High-level overview of critical regional developments and their operational implications.

Ukraine enters a tactically favorable period, but strategic uncertainty deepens. In February 2026, Ukrainian forces recorded a net positive territorial gain for the first time since the summer 2023 counteroffensive, recovering approximately 257 square kilometers according to ISW analysis published March 3, a shift ISW analysts attribute in part to SpaceX blocking unauthorized Russian use of Ukrainian-registered Starlink terminals in mid-February. Despite battlefield gains, the war remains attritional: at least 200,186 Russian personnel have been independently documented as killed by Mediazona and the BBC through February 19, while the Center for Strategic and International Studies estimates 500,000 to 600,000 Ukrainian military casualties. Tripartite US-Ukraine-Russia talks have continued without a breakthrough, with a planned March 5-6 session being reconsidered following the US-Israel strike on Iran. Organizations and personnel operating in or near eastern Ukraine face elevated risk of drone and missile strikes, continued front-line activity across the Donetsk-Zaporizhzhia axis, and disruptions to energy infrastructure.
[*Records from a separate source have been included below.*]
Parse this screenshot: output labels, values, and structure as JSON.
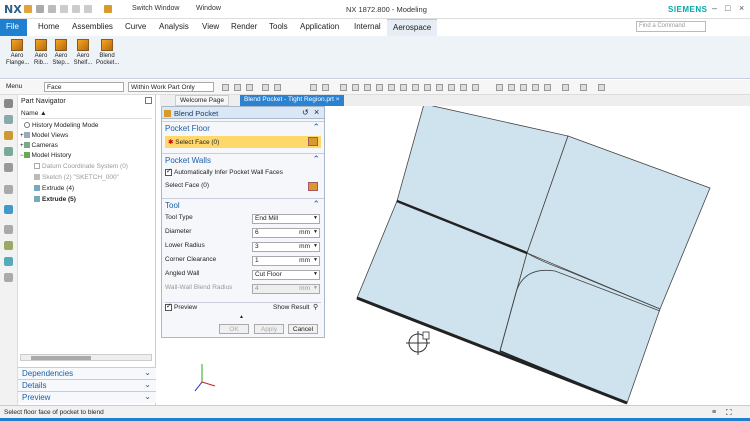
{
  "titlebar": {
    "logo": "NX",
    "switch_window": "Switch Window",
    "window_menu": "Window",
    "app_title": "NX 1872.800 - Modeling",
    "brand": "SIEMENS"
  },
  "ribbon_tabs": [
    "File",
    "Home",
    "Assemblies",
    "Curve",
    "Analysis",
    "View",
    "Render",
    "Tools",
    "Application",
    "Internal",
    "Aerospace"
  ],
  "find_command_placeholder": "Find a Command",
  "ribbon_buttons": [
    {
      "label": "Aero Flange..."
    },
    {
      "label": "Aero Rib..."
    },
    {
      "label": "Aero Step..."
    },
    {
      "label": "Aero Shelf..."
    },
    {
      "label": "Blend Pocket..."
    }
  ],
  "toolbar": {
    "menu": "Menu",
    "filter": "Face",
    "scope": "Within Work Part Only"
  },
  "part_navigator": {
    "title": "Part Navigator",
    "col_name": "Name",
    "items": [
      "History Modeling Mode",
      "Model Views",
      "Cameras",
      "Model History",
      "Datum Coordinate System (0)",
      "Sketch (2) \"SKETCH_000\"",
      "Extrude (4)",
      "Extrude (5)"
    ]
  },
  "sections": [
    "Dependencies",
    "Details",
    "Preview"
  ],
  "doc_tabs": [
    "Welcome Page",
    "Blend Pocket - Tight Region.prt"
  ],
  "dialog": {
    "title": "Blend Pocket",
    "pocket_floor": {
      "header": "Pocket Floor",
      "select": "Select Face (0)"
    },
    "pocket_walls": {
      "header": "Pocket Walls",
      "auto_infer": "Automatically Infer Pocket Wall Faces",
      "select": "Select Face (0)"
    },
    "tool": {
      "header": "Tool",
      "rows": [
        {
          "label": "Tool Type",
          "value": "End Mill",
          "unit": ""
        },
        {
          "label": "Diameter",
          "value": "6",
          "unit": "mm"
        },
        {
          "label": "Lower Radius",
          "value": "3",
          "unit": "mm"
        },
        {
          "label": "Corner Clearance",
          "value": "1",
          "unit": "mm"
        },
        {
          "label": "Angled Wall",
          "value": "Cut Floor",
          "unit": ""
        },
        {
          "label": "Wall-Wall Blend Radius",
          "value": "4",
          "unit": "mm"
        }
      ]
    },
    "preview": "Preview",
    "show_result": "Show Result",
    "ok": "OK",
    "apply": "Apply",
    "cancel": "Cancel"
  },
  "status": "Select floor face of pocket to blend",
  "colors": {
    "accent": "#1f7fd1",
    "face": "#cfe3ee",
    "highlight": "#ffd86b"
  }
}
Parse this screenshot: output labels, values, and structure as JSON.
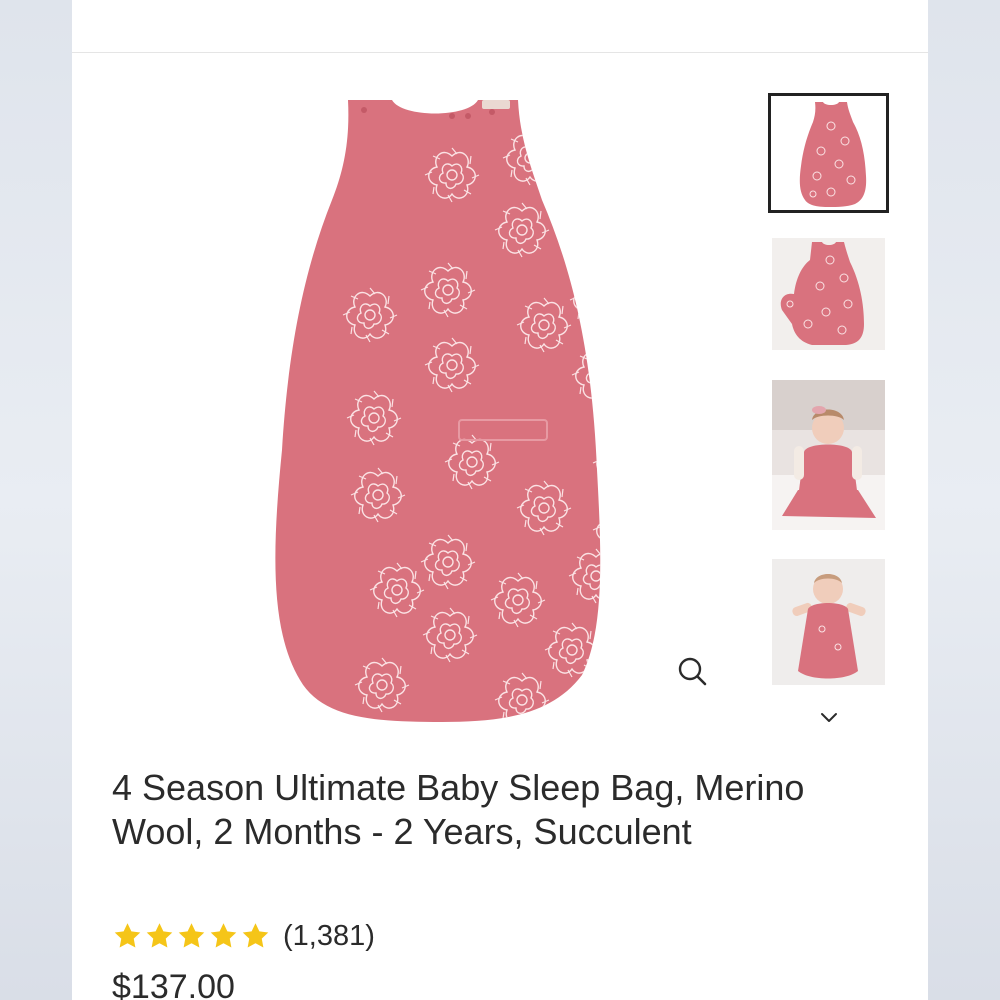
{
  "product": {
    "title": "4 Season Ultimate Baby Sleep Bag, Merino Wool, 2 Months - 2 Years, Succulent",
    "rating": 5,
    "rating_max": 5,
    "review_count": "(1,381)",
    "price": "$137.00"
  },
  "gallery": {
    "thumbnails": [
      {
        "name": "sleep-bag-front"
      },
      {
        "name": "sleep-bag-unzipped"
      },
      {
        "name": "baby-sitting-in-sleep-bag"
      },
      {
        "name": "baby-lying-in-sleep-bag"
      }
    ],
    "selected_index": 0
  },
  "icons": {
    "zoom": "magnifier-icon",
    "more_thumbnails": "chevron-down-icon",
    "star": "star-icon"
  },
  "colors": {
    "sleep_bag_pink": "#d9727e",
    "star_yellow": "#f5c518",
    "text": "#2b2b2b"
  }
}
European rearmament has accelerated significantly, driven by US strategic ambiguity and the Ukraine war's fourth anniversary. EU defense spending rose 80% in 2025 compared to pre-war levels, according to European Commission President von der Leyen at the Munich Security Conference in February. NATO members committed at the Hague summit to a 5% GDP defense target by 2034, with Poland already at 4.8% and among the top NATO contributors. The EU approved its €150 billion SAFE defense loan mechanism, with Poland allocated the largest share at €43.7 billion. Internal coherence remains a structural challenge: Hungary has blocked a €90 billion EU aid package for Ukraine and vetoed the 20th sanctions package, directly impacting NATO's eastern flank partners. France has announced an expansion of its nuclear arsenal, with Germany, the UK, and Poland joining a broader nuclear deterrence coordination framework.